Hubens A, van Hee R, van Vooren W, Peeters R
Antwerp University Affiliated Hospital Group.
Hepatogastroenterology. 1989 Feb;36(1):18-22.
Reconstruction of the digestive tract after total gastrectomy should be safe and give the patient maximal comfort. Dehiscence of the esophago-enteral anastomosis is the main cause of operative mortality. Stapling and jejunoplication procedures offer the best chances of success. A Roux-en-Y esophagojejunostomy is readily carried out in patients with malignant disease, and avoids distressing reflux esophagitis, which constitutes a major cause of morbidity. The construction of a gastric reservoir has been advocated to prevent malnutrition, weight loss and other functional complaints. This matter is still the subject of much debate and requires further prospective studies. A personal retrospective evaluation of 23 patients provided with a Lygidakis pouch after total gastrectomy shows that this procedure can be performed with an acceptable mortality rate (8.7%). The clinical results look promising as most of the patients studied one year after the operation had no functional complaints and their weight had stabilized.
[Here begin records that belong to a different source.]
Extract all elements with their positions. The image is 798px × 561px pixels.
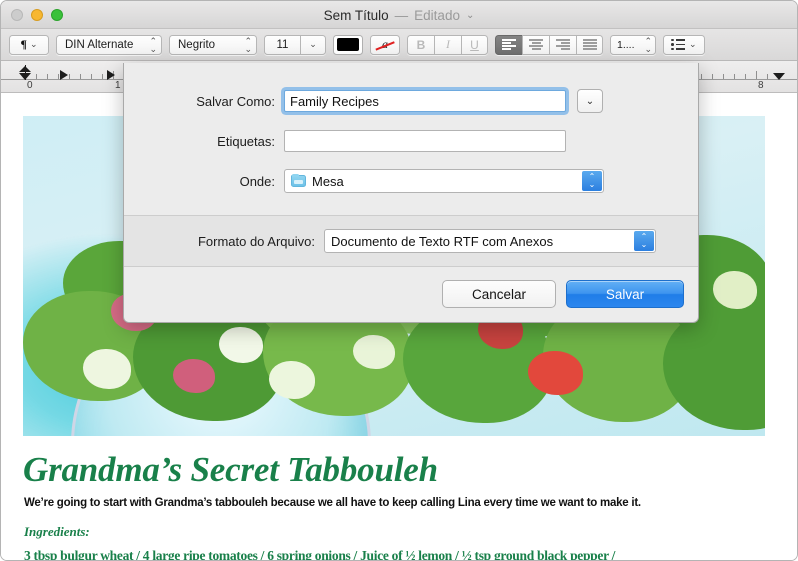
left-indent-marker[interactable] [19, 73, 31, 80]
title-bar[interactable]: Sem Título — Editado ⌄ [1, 1, 797, 29]
ingredients-list: 3 tbsp bulgur wheat / 4 large ripe tomat… [24, 548, 616, 560]
file-format-label: Formato do Arquivo: [197, 233, 315, 249]
where-value: Mesa [312, 173, 344, 189]
underline-label: U [470, 37, 479, 52]
font-size-value: 11 [276, 38, 289, 51]
file-format-row: Formato do Arquivo: Documento de Texto R… [124, 216, 698, 266]
text-style-group: B I U [407, 34, 488, 55]
list-style-value: 1.... [617, 38, 635, 51]
color-swatch-icon [337, 38, 359, 51]
where-row: Onde: Mesa ⌃ ⌄ [124, 169, 698, 193]
bold-button[interactable]: B [407, 34, 434, 55]
document-title: Sem Título [323, 7, 389, 23]
file-format-value: Documento de Texto RTF com Anexos [331, 233, 554, 249]
title-separator: — [394, 7, 409, 23]
chevron-down-icon: ⌄ [585, 95, 595, 107]
italic-label: I [446, 37, 450, 51]
cancel-button[interactable]: Cancelar [442, 280, 556, 308]
tags-row: Etiquetas: [124, 130, 698, 152]
stepper-icon: ⌃ ⌄ [644, 35, 652, 54]
font-size-group: 11 ⌄ [264, 34, 326, 55]
save-dialog: Salvar Como: Family Recipes ⌄ Etiquetas:… [123, 63, 699, 323]
align-left-button[interactable] [495, 34, 522, 55]
tab-stop-marker-1[interactable] [60, 70, 68, 80]
window-title: Sem Título — Editado ⌄ [1, 1, 797, 29]
stepper-icon: ⌃ ⌄ [149, 35, 157, 54]
bold-label: B [416, 37, 426, 52]
underline-button[interactable]: U [461, 34, 488, 55]
alignment-group [495, 34, 603, 55]
format-toolbar: ¶ ⌄ DIN Alternate ⌃⌄ Negrito ⌃⌄ 11 ⌄ a [1, 29, 797, 61]
file-format-select[interactable]: Documento de Texto RTF com Anexos ⌃ ⌄ [324, 229, 656, 253]
font-size-dropdown[interactable]: ⌄ [300, 34, 326, 55]
align-left-icon [502, 39, 516, 50]
chevron-down-icon[interactable]: ⌄ [466, 10, 474, 21]
stepper-icon: ⌃ ⌄ [582, 171, 602, 191]
ruler-label-8: 8 [758, 80, 764, 91]
expand-browser-button[interactable]: ⌄ [577, 89, 603, 113]
align-center-button[interactable] [522, 34, 549, 55]
align-justify-icon [582, 39, 597, 50]
list-style-select[interactable]: 1.... ⌃ ⌄ [610, 34, 656, 55]
edited-status: Editado [414, 7, 460, 23]
close-button[interactable] [11, 8, 23, 21]
paragraph-icon: ¶ [20, 37, 27, 51]
font-style-select[interactable]: Negrito ⌃ ⌄ [169, 34, 257, 55]
align-center-icon [529, 39, 543, 50]
tab-stop-marker-2[interactable] [107, 70, 115, 80]
ruler-label-1: 1 [115, 80, 121, 91]
chevron-down-icon: ⌄ [309, 39, 317, 49]
window-controls[interactable] [1, 8, 63, 21]
bullets-list-button[interactable]: ⌄ [663, 34, 705, 55]
folder-icon [291, 173, 306, 187]
font-style-value: Negrito [178, 38, 216, 51]
align-right-icon [556, 39, 570, 50]
file-format-band: Formato do Arquivo: Documento de Texto R… [124, 216, 698, 266]
stepper-down-icon: ⌄ [588, 180, 596, 189]
text-highlight-remove-button[interactable]: a [370, 34, 400, 55]
align-justify-button[interactable] [576, 34, 603, 55]
stepper-down-icon: ⌄ [640, 240, 648, 249]
stepper-icon: ⌃ ⌄ [244, 35, 252, 54]
chevron-down-icon: ⌄ [29, 39, 38, 49]
save-as-input[interactable]: Family Recipes [284, 90, 566, 112]
bullet-list-icon [671, 38, 685, 51]
paragraph-style-button[interactable]: ¶ ⌄ [9, 34, 49, 55]
ruler-label-0: 0 [27, 80, 33, 91]
save-button[interactable]: Salvar [566, 280, 684, 308]
textedit-window: Sem Título — Editado ⌄ ¶ ⌄ DIN Alternate… [0, 0, 798, 561]
tags-label: Etiquetas: [217, 133, 275, 149]
recipe-intro-paragraph: We’re going to start with Grandma’s tabb… [24, 497, 641, 509]
save-as-label: Salvar Como: [196, 93, 275, 109]
font-family-select[interactable]: DIN Alternate ⌃ ⌄ [56, 34, 162, 55]
text-color-button[interactable] [333, 34, 363, 55]
dialog-actions: Cancelar Salvar [124, 267, 698, 308]
font-size-input[interactable]: 11 [264, 34, 300, 55]
font-family-value: DIN Alternate [65, 38, 134, 51]
chevron-down-icon: ⌄ [688, 39, 697, 49]
recipe-heading: Grandma’s Secret Tabbouleh [23, 450, 438, 489]
tags-input[interactable] [284, 130, 566, 152]
save-as-row: Salvar Como: Family Recipes ⌄ [124, 89, 698, 113]
save-as-value: Family Recipes [290, 93, 379, 109]
right-indent-marker[interactable] [773, 73, 785, 80]
ingredients-label: Ingredients: [24, 524, 90, 539]
zoom-button[interactable] [51, 8, 63, 21]
minimize-button[interactable] [31, 8, 43, 21]
where-select[interactable]: Mesa ⌃ ⌄ [284, 169, 604, 193]
where-label: Onde: [239, 173, 275, 189]
align-right-button[interactable] [549, 34, 576, 55]
stepper-icon: ⌃ ⌄ [634, 231, 654, 251]
italic-button[interactable]: I [434, 34, 461, 55]
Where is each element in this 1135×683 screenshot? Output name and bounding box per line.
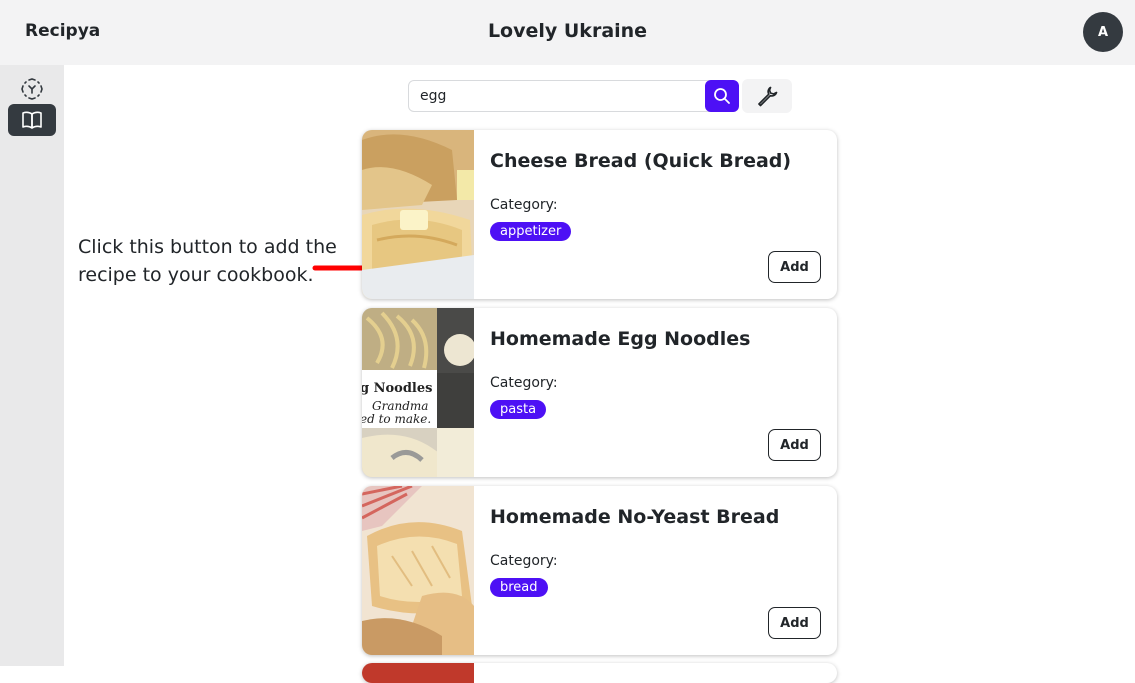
search-icon [714,88,730,104]
recipe-title[interactable]: Cheese Bread (Quick Bread) [490,150,791,172]
search-input[interactable] [409,81,705,111]
search-bar [408,80,739,112]
recipe-card[interactable]: Cheese Bread (Quick Bread) Category: app… [362,130,837,299]
category-label: Category: [490,375,558,391]
recipe-card[interactable]: g Noodles Grandma ed to make. Homemade E… [362,308,837,477]
recipe-title[interactable]: Homemade Egg Noodles [490,328,750,350]
category-label: Category: [490,197,558,213]
annotation-hint-text: Click this button to add the recipe to y… [78,236,337,286]
sidebar-item-cookbooks[interactable] [8,104,56,136]
add-recipe-button[interactable]: Add [768,429,821,461]
add-recipe-button[interactable]: Add [768,251,821,283]
category-badge: appetizer [490,222,572,241]
recipe-image-caption: ed to make. [362,412,431,426]
top-navbar: Recipya Lovely Ukraine A [0,0,1135,65]
recipe-title[interactable]: Homemade No-Yeast Bread [490,506,779,528]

全胃切除术后消化道重建应安全且能给予患者最大程度的舒适。食管-肠吻合口裂开是手术死亡的主要原因。吻合器和空肠折叠术成功的几率最大。Roux-en-Y食管空肠吻合术在恶性疾病患者中易于施行,且可避免令人痛苦的反流性食管炎,而反流性食管炎是发病的主要原因。有人主张构建胃储袋以预防营养不良、体重减轻及其他功能问题。此事仍存在诸多争议,需要进一步的前瞻性研究。对23例行全胃切除术后接受Lygidakis袋手术的患者进行的个人回顾性评估显示,该手术的死亡率可接受(8.7%)。临床结果看起来很有前景,因为大多数接受手术一年后的患者没有功能问题,且体重已稳定。